Step 1 – Test the function ‘synthesizeText’
If you used the OAuth2.0 authentication mechanism as login in the Connector, login in Simplifier with your Google account.
Test the Connector call ‘synthesizeText’. The two mandatory parameters of this function are ‘text’ and ‘languageCode’, all other parameters are optional.
Enter an English text and the language code ‘en-US’, then test. As a result, you should see the parameter ‘audioContent’, containing the converted text as base64.
With the parameters ‘voiceName’ and ‘gender’, you can specify how the audio of your text should sound. Execute the Connector call ‘getVoices’ to see a list of all available voices and their gender.

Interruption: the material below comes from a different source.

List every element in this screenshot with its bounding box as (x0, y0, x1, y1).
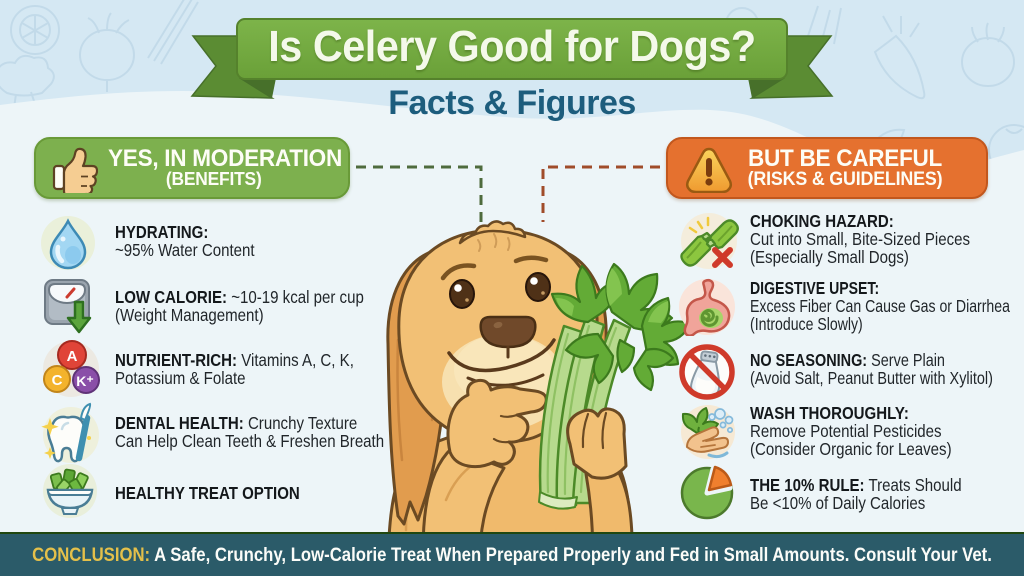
svg-text:C: C (52, 372, 63, 389)
svg-text:K⁺: K⁺ (76, 373, 94, 389)
svg-text:A: A (67, 348, 78, 365)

Step 2 – Use the Audio in an App
The audio is generated, but how can we listen to the text or even download the audio?
To do so, create a new Simplifier application. Execute the login wizard and select the login mechanism ‘oAuth’. Then, select the Google OAuth authentification mechanism on your Simplifier instance (or create one, as stated in the Prerequisites section).

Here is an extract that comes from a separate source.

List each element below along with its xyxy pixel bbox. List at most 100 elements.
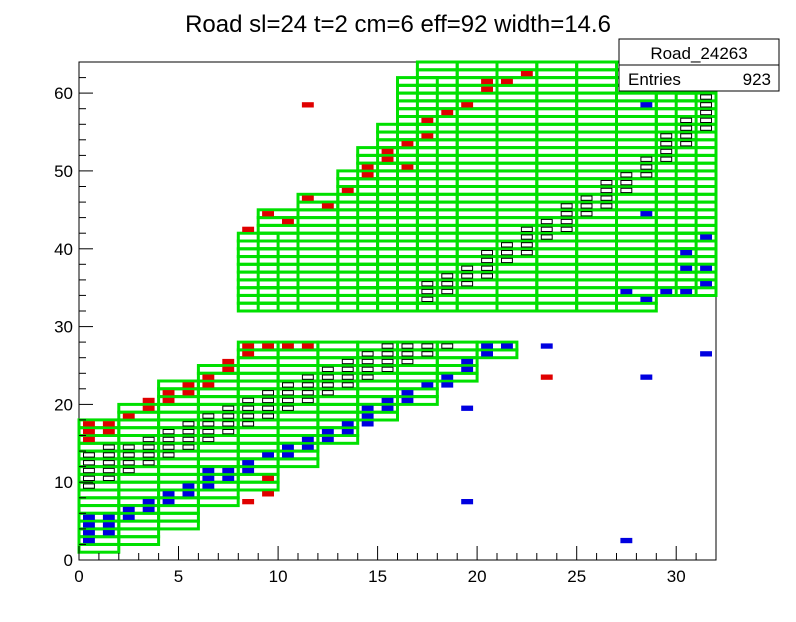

In the UI Designer, switch to the screen that is displayed after the login process and add the widget ‘ui_core_HTML‘. In the widget’s property ‘content’, you can add any HTML code. In our case, we want to display an HTML audio widget, so enter the following code:
<audio controls style='width:500px' id='myaudio' controls src='' />
In the Process Designer, create a new story and execute the Connector call ‘synthesizeText‘. As input parameter ‘text’, you can use text from a constant for testing purposes, or you can add a TextArea to your application where the user can enter the text that should be converted to speech.
Store the output parameter ‘audioContent‘ in a Global Variable.